Previous research has focused on using pluripotent undifferentiated human stem cells to generate cells with characteristics of insulin-producing beta cells. However, many of these cells lacked characteristics of actual beta cells and failed to secrete glucose when cultured outside of the body.
The process of beta cell production was refined in the Harvard team’s study, which focused on large-scale production of functional human beta cells from human pluripotent stem cells. The researchers developed a scalable differentiation protocol, involving a unique combination of different sequential culture steps, in which hundreds of millions of glucose-responsive beta cells could be generated from human pluripotent stem cells. The resulting stem cells, known as stem-cell derived beta cells, displayed the characteristics of actual beta cells, such as expressing markers found in mature beta cells and secreting almost as much as insulin as adult beta cells. When tested in diabetic mice, these stem-cell derived beta cells started to secrete human insulin about four months after transplantation and cured the mice of diabetes.

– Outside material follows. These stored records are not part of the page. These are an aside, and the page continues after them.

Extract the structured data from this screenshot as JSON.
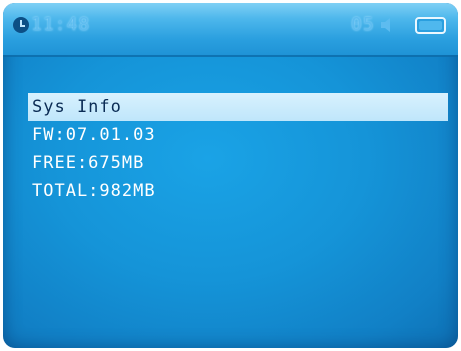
{
  "status_bar": {
    "time": "11:48",
    "volume": "05",
    "icons": [
      "clock-icon",
      "speaker-icon",
      "battery-icon"
    ]
  },
  "menu": {
    "title": "Sys Info",
    "items": [
      {
        "label": "FW:07.01.03"
      },
      {
        "label": "FREE:675MB"
      },
      {
        "label": "TOTAL:982MB"
      }
    ]
  },
  "colors": {
    "screen_blue": "#1594d8",
    "highlight": "#cdebfc",
    "text": "#ffffff"
  }
}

This study is promising because it opens doors to different types of drug therapy that involve transplantation of stem-cell derived beta cells that can sustain glucose production in the body. Diabetic patients could potentially be cured by transplantation of functional stem-cell derived beta cells. Such a procedure would be especially relevant to patients suffering from type 1 diabetes because it offers a solution to not being able to produce enough insulin, the major issue faced by these patients. Overall, the results of this study represent not only a huge step forward in cell replacement therapy in diabetes, but also a step towards a cure for diabetes.